(page 16) - Nelson Mandela Centre of Memory
Page 16 of Nelson Mandela's Warders
Description: Page 16 of Nelson Mandela's Warders
Transcript: On his first return trip to the island he reported that he went to see Mandela. He stood and held out his hand, his face beaming: ‘Man, am I glad to see you. I heard you were coming back. We’d all like to extend a very warm welcome.’ (p188)
When the Rivonians were moved to Pollsmoor in 1982, Gregory was posted there too. He would later write that he oversaw Mandela’s first contact visit with Winnie Madikizela-Mandela and that he was present during the two bouts of hospitalisation that Mandela underwent for prostate cancer in 1985 and then for TB in 1988. Once his TB infection had cleared, Mandela was installed at Victor Verster Prison. Again Gregory went with him, his entire family moving into a house on the prison grounds.
It was here that a theme from Gregory’s school days reasserted itself: Gregory as a victim of hostile and jealous antagonists.
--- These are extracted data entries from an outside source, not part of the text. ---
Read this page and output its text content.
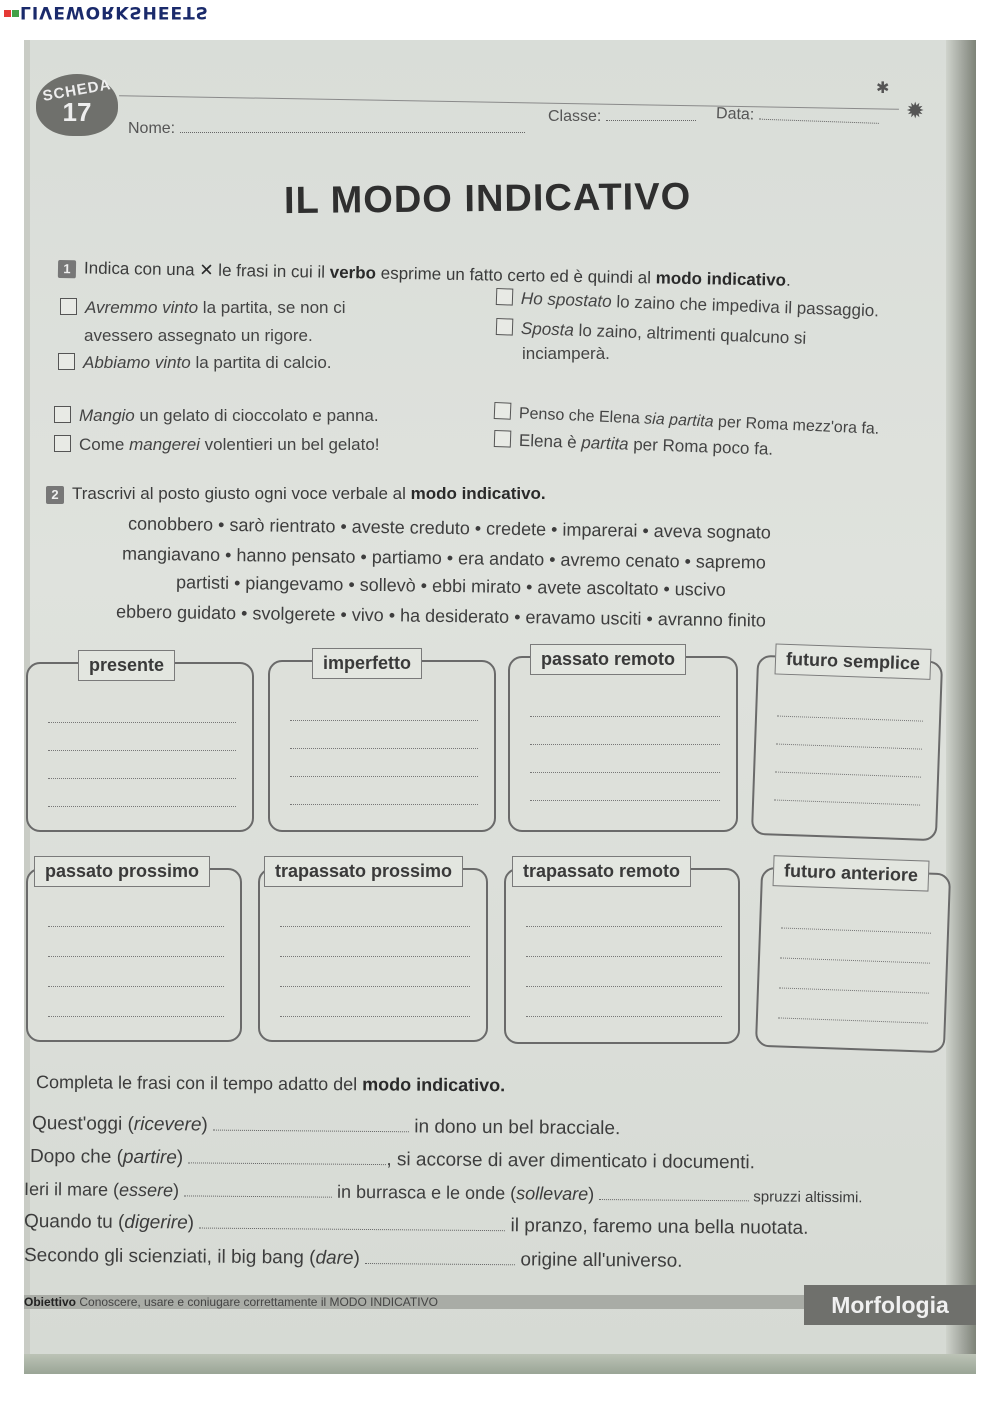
LIVEWORKSHEETS
SCHEDA
17
✱
✹
Nome:
Classe:	Data:
IL MODO INDICATIVO
1 Indica con una ✕ le frasi in cui il verbo esprime un fatto certo ed è quindi al modo indicativo.
Avremmo vinto la partita, se non ci
avessero assegnato un rigore.
Abbiamo vinto la partita di calcio.
Ho spostato lo zaino che impediva il passaggio.
Sposta lo zaino, altrimenti qualcuno si
inciamperà.
Mangio un gelato di cioccolato e panna.
Come mangerei volentieri un bel gelato!
Penso che Elena sia partita per Roma mezz'ora fa.
Elena è partita per Roma poco fa.
2 Trascrivi al posto giusto ogni voce verbale al modo indicativo.
conobbero • sarò rientrato • aveste creduto • credete • imparerai • aveva sognato
mangiavano • hanno pensato • partiamo • era andato • avremo cenato • sapremo
partisti • piangevamo • sollevò • ebbi mirato • avete ascoltato • uscivo
ebbero guidato • svolgerete • vivo • ha desiderato • eravamo usciti • avranno finito
presente	imperfetto	passato remoto	futuro semplice
passato prossimo	trapassato prossimo	trapassato remoto	futuro anteriore
Completa le frasi con il tempo adatto del modo indicativo.
Quest'oggi (ricevere)	in dono un bel bracciale.
Dopo che (partire)	, si accorse di aver dimenticato i documenti.
Ieri il mare (essere)	in burrasca e le onde (sollevare)	spruzzi altissimi.
Quando tu (digerire)	il pranzo, faremo una bella nuotata.
Secondo gli scienziati, il big bang (dare)	origine all'universo.
Obiettivo Conoscere, usare e coniugare correttamente il MODO INDICATIVO	Morfologia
He reported in his autobiography a series of incidents that he endured at the hands of his fellow warders. On one occasion, while walking the dog on a summer evening, someone hiding behind a hedge called him a ‘kaffir boetie’. I would look around and not see anyone. It happened every time I went out. Whenever I went I was greeted with silence. A walk through the residential area would usually be expected to lead to normal conversation. But I found mostly hostile looks and people who deliberately turned their back. (p320)
Then the situation escalated to the edge of physical violence. One Saturday afternoon Gregory popped into the warders’ club to buy a six-pack of beer. In his book he described a noisy ‘typical bar-room scene’ but the atmosphere changed the instant he stepped in, much like the sheriff stepping into a bar in a spaghetti western.